Finally two messages are used to signal to the implementing actor when the subscriber either cancels the subscription or signals more demand: Cancel and Request(n: Long).

Fibonacci Publisher

Now that we’ve looked at how we can use the ActorPublisher[T] trait to help implement a reactive publisher, let’s implement our fibonacci publisher.

class FibonacciPublisher extends ActorPublisher[BigInteger] with ActorLogging {      // 1
  var prev = BigInteger.ZERO
  var curr = BigInteger.ZERO

  def receive = {
    case Request(cnt) =>                                                             // 2
      log.debug("[FibonacciPublisher] Received Request ({}) from Subscriber", cnt)
      sendFibs()
    case Cancel =>                                                                   // 3
      log.info("[FibonacciPublisher] Cancel Message Received -- Stopping")
      context.stop(self)
    case _ =>
  }

  def sendFibs() {
    while(isActive && totalDemand > 0) {                                             // 4
      onNext(nextFib())
    }
  }

  def nextFib(): BigInteger = {    
    if(curr == BigInteger.ZERO) {
      curr = BigInteger.ONE
    } else {
      val tmp = prev.add(curr)
      prev = curr
      curr = tmp
    }
    curr
  }
}

Our fibonacci publisher is fairly simple, he maintains two values prev and curr which are used to maintain state and calculate the next value in the fibonacci sequence.
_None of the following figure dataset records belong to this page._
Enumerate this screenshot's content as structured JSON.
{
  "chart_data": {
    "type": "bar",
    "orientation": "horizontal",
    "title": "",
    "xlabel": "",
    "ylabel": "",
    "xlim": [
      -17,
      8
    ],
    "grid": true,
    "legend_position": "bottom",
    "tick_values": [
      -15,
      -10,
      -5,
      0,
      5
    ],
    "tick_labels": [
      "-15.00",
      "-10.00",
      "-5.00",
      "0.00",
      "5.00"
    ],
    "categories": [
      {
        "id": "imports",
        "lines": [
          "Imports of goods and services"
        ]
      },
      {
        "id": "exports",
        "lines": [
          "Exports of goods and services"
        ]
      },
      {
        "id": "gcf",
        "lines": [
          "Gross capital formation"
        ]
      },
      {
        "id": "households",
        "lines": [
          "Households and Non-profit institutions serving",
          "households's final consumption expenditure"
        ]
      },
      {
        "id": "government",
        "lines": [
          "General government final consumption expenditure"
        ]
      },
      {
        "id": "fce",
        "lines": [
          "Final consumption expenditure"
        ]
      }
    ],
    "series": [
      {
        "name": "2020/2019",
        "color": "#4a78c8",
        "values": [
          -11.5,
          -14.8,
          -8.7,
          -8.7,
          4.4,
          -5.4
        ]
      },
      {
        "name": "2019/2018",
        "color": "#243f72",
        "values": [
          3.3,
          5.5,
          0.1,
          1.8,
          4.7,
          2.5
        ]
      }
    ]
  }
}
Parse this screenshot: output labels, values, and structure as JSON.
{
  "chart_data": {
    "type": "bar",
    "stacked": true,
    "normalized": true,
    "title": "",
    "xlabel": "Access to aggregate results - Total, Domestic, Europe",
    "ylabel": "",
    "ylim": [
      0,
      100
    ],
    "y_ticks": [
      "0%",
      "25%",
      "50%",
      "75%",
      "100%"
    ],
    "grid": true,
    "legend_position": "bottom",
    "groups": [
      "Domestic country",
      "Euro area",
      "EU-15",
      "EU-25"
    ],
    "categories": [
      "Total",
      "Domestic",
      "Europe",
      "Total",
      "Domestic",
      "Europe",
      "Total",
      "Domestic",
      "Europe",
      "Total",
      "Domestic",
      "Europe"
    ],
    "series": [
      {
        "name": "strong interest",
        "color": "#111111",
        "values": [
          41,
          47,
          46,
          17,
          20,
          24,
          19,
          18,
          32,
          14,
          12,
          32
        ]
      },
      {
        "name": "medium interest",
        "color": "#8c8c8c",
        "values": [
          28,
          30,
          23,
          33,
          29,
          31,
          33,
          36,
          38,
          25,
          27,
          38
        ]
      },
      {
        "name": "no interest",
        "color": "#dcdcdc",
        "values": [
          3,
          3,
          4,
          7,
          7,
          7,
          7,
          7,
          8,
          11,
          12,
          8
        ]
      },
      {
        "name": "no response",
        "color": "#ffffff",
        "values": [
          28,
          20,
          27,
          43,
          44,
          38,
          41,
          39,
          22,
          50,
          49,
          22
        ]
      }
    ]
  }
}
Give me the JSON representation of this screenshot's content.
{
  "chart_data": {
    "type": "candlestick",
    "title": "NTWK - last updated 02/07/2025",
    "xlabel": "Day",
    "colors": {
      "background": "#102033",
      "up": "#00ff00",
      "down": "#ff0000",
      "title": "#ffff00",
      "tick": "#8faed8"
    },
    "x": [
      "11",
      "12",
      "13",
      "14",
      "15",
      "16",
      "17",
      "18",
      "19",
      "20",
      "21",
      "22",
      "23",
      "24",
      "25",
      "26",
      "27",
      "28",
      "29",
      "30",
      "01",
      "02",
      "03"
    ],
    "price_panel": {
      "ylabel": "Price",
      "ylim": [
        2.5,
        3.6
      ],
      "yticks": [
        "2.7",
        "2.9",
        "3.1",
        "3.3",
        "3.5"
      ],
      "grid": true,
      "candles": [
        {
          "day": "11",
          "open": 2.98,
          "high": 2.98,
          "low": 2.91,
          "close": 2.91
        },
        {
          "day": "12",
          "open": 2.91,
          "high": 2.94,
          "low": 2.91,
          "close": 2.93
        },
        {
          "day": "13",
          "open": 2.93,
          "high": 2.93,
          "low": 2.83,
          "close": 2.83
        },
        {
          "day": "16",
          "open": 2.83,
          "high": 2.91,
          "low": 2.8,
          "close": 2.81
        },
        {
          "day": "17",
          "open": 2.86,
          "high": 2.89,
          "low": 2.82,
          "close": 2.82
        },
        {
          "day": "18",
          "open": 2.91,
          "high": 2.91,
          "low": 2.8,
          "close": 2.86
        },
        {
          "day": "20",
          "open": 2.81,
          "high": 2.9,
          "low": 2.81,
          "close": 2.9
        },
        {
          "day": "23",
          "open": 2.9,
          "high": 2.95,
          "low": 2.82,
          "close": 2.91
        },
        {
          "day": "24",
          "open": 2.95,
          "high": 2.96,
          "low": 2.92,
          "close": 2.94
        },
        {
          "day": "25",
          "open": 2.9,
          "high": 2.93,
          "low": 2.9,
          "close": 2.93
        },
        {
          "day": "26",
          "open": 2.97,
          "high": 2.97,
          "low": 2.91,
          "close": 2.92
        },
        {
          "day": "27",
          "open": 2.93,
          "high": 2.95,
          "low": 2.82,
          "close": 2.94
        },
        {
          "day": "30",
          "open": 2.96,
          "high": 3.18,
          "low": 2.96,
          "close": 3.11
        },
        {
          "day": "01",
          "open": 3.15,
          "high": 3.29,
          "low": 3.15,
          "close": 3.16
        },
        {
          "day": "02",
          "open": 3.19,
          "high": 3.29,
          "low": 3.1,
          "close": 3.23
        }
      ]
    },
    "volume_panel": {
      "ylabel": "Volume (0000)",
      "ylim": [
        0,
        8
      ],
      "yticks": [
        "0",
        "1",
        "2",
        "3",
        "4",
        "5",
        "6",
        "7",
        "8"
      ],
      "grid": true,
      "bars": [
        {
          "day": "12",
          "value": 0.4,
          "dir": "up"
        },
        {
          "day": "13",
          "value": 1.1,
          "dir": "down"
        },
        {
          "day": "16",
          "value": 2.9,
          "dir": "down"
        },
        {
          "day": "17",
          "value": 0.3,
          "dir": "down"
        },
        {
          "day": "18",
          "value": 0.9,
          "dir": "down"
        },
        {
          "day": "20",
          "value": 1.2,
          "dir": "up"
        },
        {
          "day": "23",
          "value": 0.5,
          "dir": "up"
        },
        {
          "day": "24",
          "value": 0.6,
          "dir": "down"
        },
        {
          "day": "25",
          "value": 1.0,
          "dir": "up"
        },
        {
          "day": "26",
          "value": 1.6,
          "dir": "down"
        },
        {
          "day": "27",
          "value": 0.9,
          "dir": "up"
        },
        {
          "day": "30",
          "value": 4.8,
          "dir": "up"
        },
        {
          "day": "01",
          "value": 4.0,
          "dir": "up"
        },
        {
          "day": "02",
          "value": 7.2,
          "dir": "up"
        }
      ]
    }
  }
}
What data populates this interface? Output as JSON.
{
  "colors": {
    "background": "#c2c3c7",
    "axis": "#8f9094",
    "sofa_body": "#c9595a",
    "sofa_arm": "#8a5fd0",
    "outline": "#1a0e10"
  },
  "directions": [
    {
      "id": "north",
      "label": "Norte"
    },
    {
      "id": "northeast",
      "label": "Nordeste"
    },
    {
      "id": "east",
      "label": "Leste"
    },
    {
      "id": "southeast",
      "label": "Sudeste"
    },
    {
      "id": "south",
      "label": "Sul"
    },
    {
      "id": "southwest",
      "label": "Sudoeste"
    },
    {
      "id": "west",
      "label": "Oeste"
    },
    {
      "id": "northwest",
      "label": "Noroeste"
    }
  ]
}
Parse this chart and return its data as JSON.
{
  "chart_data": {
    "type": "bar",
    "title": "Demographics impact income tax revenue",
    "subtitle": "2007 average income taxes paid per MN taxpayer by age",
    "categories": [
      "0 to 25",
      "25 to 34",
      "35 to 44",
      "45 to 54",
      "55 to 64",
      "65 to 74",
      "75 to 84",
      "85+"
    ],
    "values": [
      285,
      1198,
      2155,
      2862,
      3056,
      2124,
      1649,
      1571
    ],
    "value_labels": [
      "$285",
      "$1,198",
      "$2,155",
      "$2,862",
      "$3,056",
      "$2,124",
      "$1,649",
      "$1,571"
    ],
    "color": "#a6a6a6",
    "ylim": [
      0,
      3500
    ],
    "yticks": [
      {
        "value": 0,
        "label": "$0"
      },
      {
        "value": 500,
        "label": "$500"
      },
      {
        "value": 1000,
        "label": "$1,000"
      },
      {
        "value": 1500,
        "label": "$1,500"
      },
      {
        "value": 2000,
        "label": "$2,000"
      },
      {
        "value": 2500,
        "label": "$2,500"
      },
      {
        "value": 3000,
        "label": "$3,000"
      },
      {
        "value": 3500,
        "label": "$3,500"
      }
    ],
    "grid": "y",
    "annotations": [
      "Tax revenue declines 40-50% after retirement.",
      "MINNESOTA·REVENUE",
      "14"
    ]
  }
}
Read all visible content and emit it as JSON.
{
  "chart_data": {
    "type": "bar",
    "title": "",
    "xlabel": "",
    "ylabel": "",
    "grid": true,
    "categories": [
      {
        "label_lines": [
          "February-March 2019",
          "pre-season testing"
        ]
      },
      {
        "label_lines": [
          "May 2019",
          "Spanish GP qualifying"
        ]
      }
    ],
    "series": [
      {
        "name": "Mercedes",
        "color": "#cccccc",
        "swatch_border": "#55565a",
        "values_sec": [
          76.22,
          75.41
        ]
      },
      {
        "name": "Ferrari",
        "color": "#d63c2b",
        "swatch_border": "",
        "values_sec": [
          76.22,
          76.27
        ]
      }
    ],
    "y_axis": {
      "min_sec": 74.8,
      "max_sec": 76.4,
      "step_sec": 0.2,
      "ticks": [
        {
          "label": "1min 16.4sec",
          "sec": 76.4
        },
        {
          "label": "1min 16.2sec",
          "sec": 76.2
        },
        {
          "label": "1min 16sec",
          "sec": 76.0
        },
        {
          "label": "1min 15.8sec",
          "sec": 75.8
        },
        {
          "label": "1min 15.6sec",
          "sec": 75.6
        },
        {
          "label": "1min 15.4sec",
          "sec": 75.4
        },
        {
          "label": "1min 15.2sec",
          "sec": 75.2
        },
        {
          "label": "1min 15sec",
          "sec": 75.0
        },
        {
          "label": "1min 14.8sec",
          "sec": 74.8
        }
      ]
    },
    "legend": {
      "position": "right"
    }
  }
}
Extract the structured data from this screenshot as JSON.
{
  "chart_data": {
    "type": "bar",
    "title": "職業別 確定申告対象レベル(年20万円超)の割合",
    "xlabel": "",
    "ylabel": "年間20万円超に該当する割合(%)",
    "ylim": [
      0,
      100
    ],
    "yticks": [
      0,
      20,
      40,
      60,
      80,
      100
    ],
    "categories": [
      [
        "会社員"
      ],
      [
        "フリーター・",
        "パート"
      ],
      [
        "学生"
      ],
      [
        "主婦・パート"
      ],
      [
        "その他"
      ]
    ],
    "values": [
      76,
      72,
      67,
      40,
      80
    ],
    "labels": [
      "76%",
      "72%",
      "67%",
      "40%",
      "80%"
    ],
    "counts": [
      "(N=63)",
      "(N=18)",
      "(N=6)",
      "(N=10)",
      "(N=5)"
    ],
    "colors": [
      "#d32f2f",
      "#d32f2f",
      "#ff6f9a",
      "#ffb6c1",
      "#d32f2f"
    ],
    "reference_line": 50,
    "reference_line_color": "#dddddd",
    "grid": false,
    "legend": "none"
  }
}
We’re using BigInteger here to prevent overflows. At a high level all our Publisher is doing is generating and emitting fibonacci values based on demand from a consumer. Let’s a take a look at some of the important points in more detail:

Extend ActorPublisher[BigInteger], which declares that we intend to produce BigInteger values
```
class FibonacciPublisher extends ActorPublisher[BigInteger] with ActorLogging {
```

Here we react to request messages and send as many fibonacci values as we can to fulfill the subscribers demand

    case Request(cnt) =>
      log.debug("[FibonacciPublisher] Received Request ({}) from Subscriber", cnt)
      sendFibs()

Here we react to cancel messages indicating that the subscriber has cancelled the subscription and promptly stop the actor

    case Cancel =>
      log.info("[FibonacciPublisher] Cancel Message Received -- Stopping")
      context.stop(self)

Here we generate and send as many fibonacci values as we can, checking after pushing each value if there is more demand
```
    while(isActive && totalDemand > 0) {
      onNext(nextFib())
    }
```

Finally we can instantiate our actor and use the ActorPublisher apply function to create a bona fide reactive streams publisher:

val pubRef = system.actorOf(Props[FibonacciPublisher])
val publisher = ActorPublisher[BigInteger](pubRef) // => org.reactivestreams.Publisher

Now that we’ve created a reactive publisher, let’s look at creating a subscriber to subscribe to it!

Actor Subscriber

To help us with the task of creating a reactive subscriber akka provides a trait to manage the lifecycle of a subscriber, ActorSubscriber (scaladoc). This trait behaves very similarly to ActorProducer[T] in that it provides several facilities to assist us properly behave the way that a reactive subscriber should. It provides a number of messages that will be sent to the actor as normal stream lifecycle events occur:

OnNext - Emitted when publisher pushes a new element into the stream
OnComplete - Emitted when publisher completes the stream
OnError - Emitted when the publisher ends the stream due to an exception

Additionally, the ActorSubscriber trait forces any subclass to define a request strategy. A request strategy is used to control stream back pressure and as such dictates when a request is made of the subscription and for how many elements. A request strategy is a simple object that the subscriber uses after every element pushed into the stream to determine whether or not more elements should be requested. It’s interface is defined as:

trait RequestStrategy {
  def requestDemand(remainingRequested: Int): Int
}

There are several implementations provided by akka-stream, however it is also very simple to roll your own. The available implementations are:

WatermarkRequestStrategy - This strategy allows us to specify a high and low watermark that is used to request more elements. If the number of unhandled messages is less than the low watermark this strategy will request enough elements to meet the high watermark. This is a good choice if all work is done directly inside the current actor, however it would be a poor choice to use if this actor is delegating work to a third party.
MaxInFlightRequestStrategy - This strategy tracks the number of elements that are currently “in flight”, meaning they may or may not have been consumed, but not fully handled. To use this strategy we would need to implement a subclass of this strategy that defines the function inFlightInternally: Int that tracks the current number of elements being processed. We will use this strategy to implement our Doubling Processor.
ZeroRequestStrategy - Finally, we can define no request strategy at all and simply call the request function provided by the ActorSubcriber trait explictly when we want more elements.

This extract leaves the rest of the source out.